XC8: .asm to C ( i.e. Lowering One's Expectations)

WBahn

Joined Mar 31, 2012
30,062
I was reading yesterday and had no idea until then, that many processors these days now include a "popcount" instruction, doing that in the hardware with an instruction makes a great deal of sense.
Which underscores the value of being able to use assembly, either in total or as embedded within HL source code, since few compilers stand a chance of recognizing the code pattern that would implement this functionality, which is widely used in cryptography and some other fields.
 

ApacheKid

Joined Jan 12, 2015
1,610
Which underscores the value of being able to use assembly, either in total or as embedded within HL source code, since few compilers stand a chance of recognizing the code pattern that would implement this functionality, which is widely used in cryptography and some other fields.
Well take a look at this:

1668805962103.png

 

WBahn

Joined Mar 31, 2012
30,062
Well take a look at this:

That's IF it is written in a way that the compiler can recognize the pattern. Minor, seemingly irrelevant changes can prevent that from happening.

When I was doing SDR work we had code that slowed down considerably after making some (presumably) inconsequential changes. After a bunch of headscratching and analyzing we discovered that the XCode compiler has previously recognized a macro as implementing a rotate operation and generated the code as such, but after the change (which did NOT involve any changes to the macro), it no longer did. It became a real thorn in our side because we never did figure out the secret sauce that was needed in order to ensure the compiler recognized it. Even if we had, it wouldn't mean that people that took our code and compiled it would see the same results.
 

ApacheKid

Joined Jan 12, 2015
1,610
That's IF it is written in a way that the compiler can recognize the pattern. Minor, seemingly irrelevant changes can prevent that from happening.
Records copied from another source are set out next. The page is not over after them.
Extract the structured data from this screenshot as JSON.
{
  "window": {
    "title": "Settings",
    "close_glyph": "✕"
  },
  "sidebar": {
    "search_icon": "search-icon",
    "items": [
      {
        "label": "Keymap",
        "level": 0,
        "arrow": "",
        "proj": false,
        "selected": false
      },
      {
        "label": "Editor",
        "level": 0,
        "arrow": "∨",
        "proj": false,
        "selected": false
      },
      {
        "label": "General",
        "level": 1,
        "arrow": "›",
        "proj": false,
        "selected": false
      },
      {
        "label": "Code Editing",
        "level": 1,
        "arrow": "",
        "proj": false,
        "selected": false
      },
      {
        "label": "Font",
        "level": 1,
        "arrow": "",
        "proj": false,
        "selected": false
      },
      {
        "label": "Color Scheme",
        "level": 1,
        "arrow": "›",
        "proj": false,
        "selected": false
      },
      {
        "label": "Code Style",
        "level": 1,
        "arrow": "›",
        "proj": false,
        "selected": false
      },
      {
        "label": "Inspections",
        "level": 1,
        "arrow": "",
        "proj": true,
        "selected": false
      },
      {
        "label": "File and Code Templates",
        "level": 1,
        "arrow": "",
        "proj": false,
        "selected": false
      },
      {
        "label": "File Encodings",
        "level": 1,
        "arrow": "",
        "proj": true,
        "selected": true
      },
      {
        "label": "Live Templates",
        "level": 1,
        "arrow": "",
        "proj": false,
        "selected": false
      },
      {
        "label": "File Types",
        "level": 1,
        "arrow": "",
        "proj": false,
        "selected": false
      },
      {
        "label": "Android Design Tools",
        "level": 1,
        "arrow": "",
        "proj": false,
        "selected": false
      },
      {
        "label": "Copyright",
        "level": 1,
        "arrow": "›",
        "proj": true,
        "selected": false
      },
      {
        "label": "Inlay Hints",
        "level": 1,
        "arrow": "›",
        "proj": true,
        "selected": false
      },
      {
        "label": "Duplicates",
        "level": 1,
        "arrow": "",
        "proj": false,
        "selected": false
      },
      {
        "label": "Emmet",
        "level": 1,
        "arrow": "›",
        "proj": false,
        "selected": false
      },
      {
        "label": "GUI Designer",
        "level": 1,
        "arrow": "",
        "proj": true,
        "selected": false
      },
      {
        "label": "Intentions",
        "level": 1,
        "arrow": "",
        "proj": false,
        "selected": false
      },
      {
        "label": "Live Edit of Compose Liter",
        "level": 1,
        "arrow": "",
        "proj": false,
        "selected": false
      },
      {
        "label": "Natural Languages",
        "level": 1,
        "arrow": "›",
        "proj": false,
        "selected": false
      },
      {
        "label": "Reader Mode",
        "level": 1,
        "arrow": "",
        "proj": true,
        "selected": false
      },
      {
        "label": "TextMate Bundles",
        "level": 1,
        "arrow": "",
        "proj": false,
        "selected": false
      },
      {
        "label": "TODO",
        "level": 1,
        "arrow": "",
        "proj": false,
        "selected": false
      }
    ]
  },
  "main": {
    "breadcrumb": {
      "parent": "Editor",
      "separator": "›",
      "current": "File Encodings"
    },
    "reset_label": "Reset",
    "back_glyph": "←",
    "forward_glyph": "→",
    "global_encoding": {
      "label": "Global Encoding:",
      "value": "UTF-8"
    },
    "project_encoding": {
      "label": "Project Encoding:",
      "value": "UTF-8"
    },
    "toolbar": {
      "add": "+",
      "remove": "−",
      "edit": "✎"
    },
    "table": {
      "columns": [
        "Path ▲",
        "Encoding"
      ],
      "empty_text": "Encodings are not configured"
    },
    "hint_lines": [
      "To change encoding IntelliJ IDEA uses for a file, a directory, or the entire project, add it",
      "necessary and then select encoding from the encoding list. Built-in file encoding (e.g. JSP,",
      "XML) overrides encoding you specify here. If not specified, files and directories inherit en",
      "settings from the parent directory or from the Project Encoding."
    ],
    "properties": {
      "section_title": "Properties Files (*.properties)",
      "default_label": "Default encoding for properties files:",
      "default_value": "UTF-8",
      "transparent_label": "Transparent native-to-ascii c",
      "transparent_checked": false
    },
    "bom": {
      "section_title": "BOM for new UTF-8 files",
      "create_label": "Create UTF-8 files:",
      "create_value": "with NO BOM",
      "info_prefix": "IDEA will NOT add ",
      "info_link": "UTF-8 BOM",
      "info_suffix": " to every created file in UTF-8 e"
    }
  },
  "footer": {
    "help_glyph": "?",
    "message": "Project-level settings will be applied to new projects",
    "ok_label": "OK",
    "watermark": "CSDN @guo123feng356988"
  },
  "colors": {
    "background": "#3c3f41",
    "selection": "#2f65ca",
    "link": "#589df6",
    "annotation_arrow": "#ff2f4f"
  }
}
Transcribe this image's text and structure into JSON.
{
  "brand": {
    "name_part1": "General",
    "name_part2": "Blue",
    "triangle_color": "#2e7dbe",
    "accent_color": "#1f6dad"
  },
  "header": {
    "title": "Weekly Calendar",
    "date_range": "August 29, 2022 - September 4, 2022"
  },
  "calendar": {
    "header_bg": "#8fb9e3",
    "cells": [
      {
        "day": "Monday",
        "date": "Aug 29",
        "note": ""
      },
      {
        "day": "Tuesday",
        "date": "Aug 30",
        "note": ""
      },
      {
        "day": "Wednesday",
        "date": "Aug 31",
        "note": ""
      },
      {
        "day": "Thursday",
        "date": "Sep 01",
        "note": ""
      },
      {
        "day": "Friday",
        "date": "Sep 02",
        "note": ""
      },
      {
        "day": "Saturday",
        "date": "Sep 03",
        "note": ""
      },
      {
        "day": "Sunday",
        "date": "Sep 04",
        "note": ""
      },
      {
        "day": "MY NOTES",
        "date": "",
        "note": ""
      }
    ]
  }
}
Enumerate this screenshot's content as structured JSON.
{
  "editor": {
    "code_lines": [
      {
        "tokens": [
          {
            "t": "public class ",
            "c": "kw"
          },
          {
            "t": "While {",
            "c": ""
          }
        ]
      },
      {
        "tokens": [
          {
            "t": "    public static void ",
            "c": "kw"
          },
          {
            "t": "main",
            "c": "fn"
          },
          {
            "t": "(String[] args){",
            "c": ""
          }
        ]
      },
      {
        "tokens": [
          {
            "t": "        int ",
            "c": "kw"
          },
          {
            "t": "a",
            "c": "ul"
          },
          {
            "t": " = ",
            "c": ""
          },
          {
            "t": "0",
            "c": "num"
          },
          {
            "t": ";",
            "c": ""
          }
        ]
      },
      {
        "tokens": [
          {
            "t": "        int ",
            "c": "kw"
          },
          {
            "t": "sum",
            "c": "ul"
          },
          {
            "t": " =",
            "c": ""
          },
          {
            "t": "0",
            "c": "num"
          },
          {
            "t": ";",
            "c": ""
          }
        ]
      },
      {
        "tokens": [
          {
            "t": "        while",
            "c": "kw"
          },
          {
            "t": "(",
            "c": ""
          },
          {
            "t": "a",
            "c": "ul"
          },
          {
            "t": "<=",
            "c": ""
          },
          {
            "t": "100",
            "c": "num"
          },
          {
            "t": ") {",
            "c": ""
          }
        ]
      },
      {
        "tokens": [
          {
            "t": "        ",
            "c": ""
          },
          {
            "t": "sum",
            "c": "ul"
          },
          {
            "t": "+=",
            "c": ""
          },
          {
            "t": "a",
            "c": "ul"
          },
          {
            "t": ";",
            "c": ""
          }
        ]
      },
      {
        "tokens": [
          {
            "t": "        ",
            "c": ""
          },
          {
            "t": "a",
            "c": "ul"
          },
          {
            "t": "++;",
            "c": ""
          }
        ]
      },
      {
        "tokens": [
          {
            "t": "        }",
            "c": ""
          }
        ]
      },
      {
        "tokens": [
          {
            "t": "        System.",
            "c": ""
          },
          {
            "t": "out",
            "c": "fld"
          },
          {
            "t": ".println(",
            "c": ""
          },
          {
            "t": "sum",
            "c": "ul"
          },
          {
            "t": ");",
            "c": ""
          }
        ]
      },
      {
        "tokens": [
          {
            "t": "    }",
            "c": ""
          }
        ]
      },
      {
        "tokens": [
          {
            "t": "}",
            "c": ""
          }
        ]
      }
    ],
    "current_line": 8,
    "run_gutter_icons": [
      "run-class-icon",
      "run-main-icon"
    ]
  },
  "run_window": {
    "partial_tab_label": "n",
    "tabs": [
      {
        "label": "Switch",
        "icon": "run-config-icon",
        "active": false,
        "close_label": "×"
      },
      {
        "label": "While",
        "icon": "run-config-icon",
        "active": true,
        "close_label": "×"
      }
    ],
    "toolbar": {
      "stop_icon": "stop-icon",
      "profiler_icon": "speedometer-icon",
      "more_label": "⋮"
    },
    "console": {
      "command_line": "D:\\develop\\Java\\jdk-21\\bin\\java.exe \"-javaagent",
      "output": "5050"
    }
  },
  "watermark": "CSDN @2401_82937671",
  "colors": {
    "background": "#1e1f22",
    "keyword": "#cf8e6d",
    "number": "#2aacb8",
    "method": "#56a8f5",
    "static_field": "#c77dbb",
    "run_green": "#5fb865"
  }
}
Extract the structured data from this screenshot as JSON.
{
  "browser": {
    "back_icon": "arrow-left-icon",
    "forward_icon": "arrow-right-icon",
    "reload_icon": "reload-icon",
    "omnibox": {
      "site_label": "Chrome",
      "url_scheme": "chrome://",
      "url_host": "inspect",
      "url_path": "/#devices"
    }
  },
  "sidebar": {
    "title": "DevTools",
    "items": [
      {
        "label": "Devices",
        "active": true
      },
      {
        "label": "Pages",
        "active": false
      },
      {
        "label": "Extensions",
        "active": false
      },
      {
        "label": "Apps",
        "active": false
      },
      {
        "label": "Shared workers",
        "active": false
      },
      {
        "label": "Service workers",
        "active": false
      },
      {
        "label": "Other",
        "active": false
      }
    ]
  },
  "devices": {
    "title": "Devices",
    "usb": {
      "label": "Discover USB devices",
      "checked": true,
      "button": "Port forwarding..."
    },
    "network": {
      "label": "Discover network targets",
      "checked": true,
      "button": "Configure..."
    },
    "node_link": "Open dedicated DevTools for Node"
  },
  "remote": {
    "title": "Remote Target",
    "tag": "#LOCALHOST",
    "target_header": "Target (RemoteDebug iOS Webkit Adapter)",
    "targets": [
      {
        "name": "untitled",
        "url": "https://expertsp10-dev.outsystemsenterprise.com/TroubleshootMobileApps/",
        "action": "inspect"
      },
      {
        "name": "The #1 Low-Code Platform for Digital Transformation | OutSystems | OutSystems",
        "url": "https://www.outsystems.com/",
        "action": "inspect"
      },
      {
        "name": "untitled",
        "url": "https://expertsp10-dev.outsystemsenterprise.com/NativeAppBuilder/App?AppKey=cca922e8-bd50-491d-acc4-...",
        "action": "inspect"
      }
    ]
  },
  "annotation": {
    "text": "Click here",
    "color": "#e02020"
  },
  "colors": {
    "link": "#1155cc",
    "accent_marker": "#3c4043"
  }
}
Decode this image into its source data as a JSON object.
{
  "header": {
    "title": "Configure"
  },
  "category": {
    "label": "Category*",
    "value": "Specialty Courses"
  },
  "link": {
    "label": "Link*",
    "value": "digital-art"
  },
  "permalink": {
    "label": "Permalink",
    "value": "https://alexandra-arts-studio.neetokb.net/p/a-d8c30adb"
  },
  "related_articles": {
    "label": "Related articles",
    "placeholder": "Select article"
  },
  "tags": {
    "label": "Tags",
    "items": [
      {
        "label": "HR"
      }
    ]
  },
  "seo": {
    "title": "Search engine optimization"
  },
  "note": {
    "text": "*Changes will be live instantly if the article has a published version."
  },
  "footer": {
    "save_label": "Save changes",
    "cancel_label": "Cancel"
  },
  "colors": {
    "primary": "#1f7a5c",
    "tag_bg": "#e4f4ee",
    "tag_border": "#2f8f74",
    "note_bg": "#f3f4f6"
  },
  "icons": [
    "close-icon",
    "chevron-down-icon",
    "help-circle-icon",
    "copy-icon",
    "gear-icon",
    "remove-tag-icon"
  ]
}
When I was doing SDR work we had code that slowed down considerably after making some (presumably) inconsequential changes. After a bunch of headscratching and analyzing we discovered that the XCode compiler has previously recognized a macro as implementing a rotate operation and generated the code as such, but after the change (which did NOT involve any changes to the macro), it no longer did. It became a real thorn in our side because we never did figure out the secret sauce that was needed in order to ensure the compiler recognized it. Even if we had, it wouldn't mean that people that took our code and compiled it would see the same results.
I don't disagree, I did think it was interesting though that in that example the minimal code was generated, but as you say that was kind of specific, a heuristic I suppose.

A far better solution here would be to introduce a built-in language function or something that represents "population" and then let the code generator generate the ideal instructions for that depending on target platform.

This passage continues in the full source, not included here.